In his Enchiridion, Erasmus suggested that we make our present state our chief motivating factor. I can accept that I’ve been spared from circumstances of which I’ll never know. At the same time I must also be convinced of the prospect of being preserved for summits as yet unseen. There is little reason, however, to expect that my tendency will go away that coaxes what won’t sway to my persistence. Being informed and perceptive means identifying which doors to keep trying to open and which ones to simply appreciate from the outside. Human ambition desires the brass rings that will compensate for the missed attempts. From whence come obstacles that conceal our fortunes? Yet it is an unknown measure of good fortune- of providence- to accept having been spared. As this comes to mind, I think of being cared for in excess of my assumptions. An awareness of grace encourages me to look forward. Being attuned to promise awakens me to the immediate, effectively diverting any backward brooding.

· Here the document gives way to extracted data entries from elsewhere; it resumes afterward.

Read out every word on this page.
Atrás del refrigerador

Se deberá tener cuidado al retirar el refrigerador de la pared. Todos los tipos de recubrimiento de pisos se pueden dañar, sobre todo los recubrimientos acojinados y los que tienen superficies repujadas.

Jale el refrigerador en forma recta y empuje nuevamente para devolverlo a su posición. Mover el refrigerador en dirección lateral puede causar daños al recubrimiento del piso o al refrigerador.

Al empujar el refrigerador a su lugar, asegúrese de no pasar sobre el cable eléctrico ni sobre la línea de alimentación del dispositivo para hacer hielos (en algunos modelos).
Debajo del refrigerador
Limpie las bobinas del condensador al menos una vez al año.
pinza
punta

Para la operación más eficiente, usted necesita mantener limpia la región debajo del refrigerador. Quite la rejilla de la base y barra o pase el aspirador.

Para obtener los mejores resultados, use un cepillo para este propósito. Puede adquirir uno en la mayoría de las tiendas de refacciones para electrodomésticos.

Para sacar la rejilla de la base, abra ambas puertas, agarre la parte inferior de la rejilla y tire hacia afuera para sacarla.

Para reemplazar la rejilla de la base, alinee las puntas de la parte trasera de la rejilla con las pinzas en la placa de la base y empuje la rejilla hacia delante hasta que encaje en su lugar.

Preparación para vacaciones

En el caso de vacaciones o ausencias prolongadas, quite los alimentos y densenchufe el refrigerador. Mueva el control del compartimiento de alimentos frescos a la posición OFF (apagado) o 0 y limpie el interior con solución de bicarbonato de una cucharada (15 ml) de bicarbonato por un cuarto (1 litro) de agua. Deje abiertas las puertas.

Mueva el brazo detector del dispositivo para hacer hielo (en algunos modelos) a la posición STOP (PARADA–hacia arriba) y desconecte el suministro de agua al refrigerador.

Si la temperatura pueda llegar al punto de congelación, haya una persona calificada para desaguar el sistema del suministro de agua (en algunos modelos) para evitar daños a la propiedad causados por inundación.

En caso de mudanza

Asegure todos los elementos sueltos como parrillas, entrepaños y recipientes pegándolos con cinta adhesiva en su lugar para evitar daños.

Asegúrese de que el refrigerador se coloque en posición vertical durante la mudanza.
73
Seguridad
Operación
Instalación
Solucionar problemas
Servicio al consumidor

This past weekend, I parked near some personal crossroads, deciding to do some walking instead of windshield-musing. A better idea. Just as thoughts can exhume and enshrine, conscious consideration can bury with full civilian honors. And even after the phantoms are ushered away, there remains a knowledge of meaning beneath the surfaces of streets, buildings, and establishments. Perception blended with remembrance does not torment, but is a dignifying blessing. All has purpose and potential to contribute depth to living. In The Wisdom of the Sands, Saint-Exupéry wrote, “Nothing have you to hope for if yours is the misfortune of being blind to that light which emanates not from things but from the meaning of things.” Indeed, it serves us well to make sense and peace with our days and adventures. We become our own discerning historians and archivists. Though we are our own best-qualified rememberers, some light treading is needed to keep things accurate and in context. Inevitably the immediate is sufficient. Of course there is plenty of room for improvement. But living implies an openness to people I will meet who will describe things as yet unknown to me- perhaps providing a key I would not have otherwise found. Such gains represent treasures along the way, advancing from thoughts of what I missed (or what may have missed me). So long as one lives, summations are incomplete at best; the reach of significance still incalculable.